Still, the beleaguered Puerto Rico Electric Power Authority, or PREPA, announced what it called a "major milestone" in the recovery from the September storm, with the restoration of power to more than 1 million clients Wednesday.
"We still have several hundred thousand residents and business owners who remain without power, which is unacceptable," Justo Gonzalez, PREPA's interim executive director, said in a statement.
More than 450,000 customers remain in the dark, the utility said.
A government website said Thursday that 68.25% of the utility's customers have power.
The utility has said customers include residential, commercial and industrial clients.
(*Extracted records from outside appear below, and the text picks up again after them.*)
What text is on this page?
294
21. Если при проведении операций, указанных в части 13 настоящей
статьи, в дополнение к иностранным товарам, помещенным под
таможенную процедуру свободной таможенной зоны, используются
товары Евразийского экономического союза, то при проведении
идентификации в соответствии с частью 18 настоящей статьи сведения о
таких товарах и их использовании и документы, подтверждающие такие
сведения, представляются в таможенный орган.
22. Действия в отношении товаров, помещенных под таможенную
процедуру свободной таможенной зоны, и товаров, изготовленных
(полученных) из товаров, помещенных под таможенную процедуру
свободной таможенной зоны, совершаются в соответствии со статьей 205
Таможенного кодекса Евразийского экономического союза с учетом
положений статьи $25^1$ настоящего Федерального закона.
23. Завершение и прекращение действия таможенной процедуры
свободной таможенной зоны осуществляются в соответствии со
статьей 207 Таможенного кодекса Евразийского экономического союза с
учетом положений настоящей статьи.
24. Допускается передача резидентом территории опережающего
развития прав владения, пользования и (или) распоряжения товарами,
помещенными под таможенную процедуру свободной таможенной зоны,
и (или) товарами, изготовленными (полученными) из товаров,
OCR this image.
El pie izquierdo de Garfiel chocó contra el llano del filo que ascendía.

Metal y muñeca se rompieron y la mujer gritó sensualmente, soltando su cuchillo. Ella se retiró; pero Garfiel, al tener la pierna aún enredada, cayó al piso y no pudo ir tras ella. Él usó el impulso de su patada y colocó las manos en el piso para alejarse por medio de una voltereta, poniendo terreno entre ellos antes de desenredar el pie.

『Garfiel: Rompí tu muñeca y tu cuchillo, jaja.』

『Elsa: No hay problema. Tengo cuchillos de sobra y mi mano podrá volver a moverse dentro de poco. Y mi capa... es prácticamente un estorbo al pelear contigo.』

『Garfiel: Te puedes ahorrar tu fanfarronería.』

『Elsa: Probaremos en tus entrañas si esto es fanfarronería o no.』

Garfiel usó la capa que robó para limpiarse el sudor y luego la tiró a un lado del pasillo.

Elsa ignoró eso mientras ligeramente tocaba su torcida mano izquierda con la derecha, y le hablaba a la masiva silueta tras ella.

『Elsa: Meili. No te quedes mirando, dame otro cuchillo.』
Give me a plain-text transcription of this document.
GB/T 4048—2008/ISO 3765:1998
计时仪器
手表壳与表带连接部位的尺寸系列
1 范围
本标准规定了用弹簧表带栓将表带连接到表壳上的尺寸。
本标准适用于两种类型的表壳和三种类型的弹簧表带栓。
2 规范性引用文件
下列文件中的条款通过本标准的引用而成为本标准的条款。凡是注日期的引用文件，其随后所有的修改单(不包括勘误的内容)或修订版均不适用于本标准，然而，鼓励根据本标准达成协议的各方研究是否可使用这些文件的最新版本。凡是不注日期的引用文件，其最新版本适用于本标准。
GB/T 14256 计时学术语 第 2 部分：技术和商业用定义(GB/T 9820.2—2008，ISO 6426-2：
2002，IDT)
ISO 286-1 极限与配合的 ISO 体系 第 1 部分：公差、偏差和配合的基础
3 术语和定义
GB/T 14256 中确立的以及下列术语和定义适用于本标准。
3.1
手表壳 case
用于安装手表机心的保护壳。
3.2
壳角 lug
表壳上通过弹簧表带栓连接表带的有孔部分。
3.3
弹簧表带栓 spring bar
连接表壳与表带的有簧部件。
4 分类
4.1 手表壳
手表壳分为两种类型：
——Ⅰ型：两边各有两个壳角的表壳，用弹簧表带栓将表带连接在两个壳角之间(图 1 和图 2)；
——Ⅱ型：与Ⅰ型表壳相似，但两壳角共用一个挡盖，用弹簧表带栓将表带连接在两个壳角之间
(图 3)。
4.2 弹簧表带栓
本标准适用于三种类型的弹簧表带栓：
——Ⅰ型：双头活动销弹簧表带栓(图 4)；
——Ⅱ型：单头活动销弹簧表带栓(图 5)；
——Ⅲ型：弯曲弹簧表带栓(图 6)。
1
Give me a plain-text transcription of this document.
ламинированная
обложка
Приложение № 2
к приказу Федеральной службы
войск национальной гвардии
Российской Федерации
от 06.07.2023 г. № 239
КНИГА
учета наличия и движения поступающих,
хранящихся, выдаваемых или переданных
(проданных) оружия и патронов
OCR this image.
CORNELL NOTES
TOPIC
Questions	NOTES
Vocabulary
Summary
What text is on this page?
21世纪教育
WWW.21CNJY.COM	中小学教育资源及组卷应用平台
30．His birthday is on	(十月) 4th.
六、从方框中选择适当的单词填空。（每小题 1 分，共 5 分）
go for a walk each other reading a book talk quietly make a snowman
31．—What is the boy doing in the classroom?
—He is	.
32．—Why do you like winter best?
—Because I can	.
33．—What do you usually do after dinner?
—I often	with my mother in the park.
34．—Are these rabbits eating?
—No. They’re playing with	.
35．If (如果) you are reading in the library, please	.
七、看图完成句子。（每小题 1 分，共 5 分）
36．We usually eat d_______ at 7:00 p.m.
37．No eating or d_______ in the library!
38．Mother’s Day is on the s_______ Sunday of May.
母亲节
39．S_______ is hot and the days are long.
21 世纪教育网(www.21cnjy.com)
It's unclear how many individual people continue to struggle through Maria's aftermath in darkness.
Puerto Rico's 3.4 million citizens have endured months of hardship since Maria made landfall on September 20 with 155 mph winds.
Thousands still await government-issued tarps as temporary replacements to roofs blown away by the storm. More than 170 displaced residents remain in nine shelters across the island, while nearly 900 others have been temporarily put up in hotels by the Federal Emergency Management Agency.
The PREPA statement said it is working with state and federal agencies, including the US Army Corps of Engineers and FEMA, as well as power industry contractors "to execute an aggressive plan to advance the restoration."
PREPA came under fire late last year after entering into a controversial $300 million contract with Whitefish Energy, a small Montana-based firm that employed two people when the storm hit.
Hurricane Maria was a Category 4 hurricane when it struck Puerto Rico. It was the strongest storm to hit the island in 85 years and left much of it without power or water.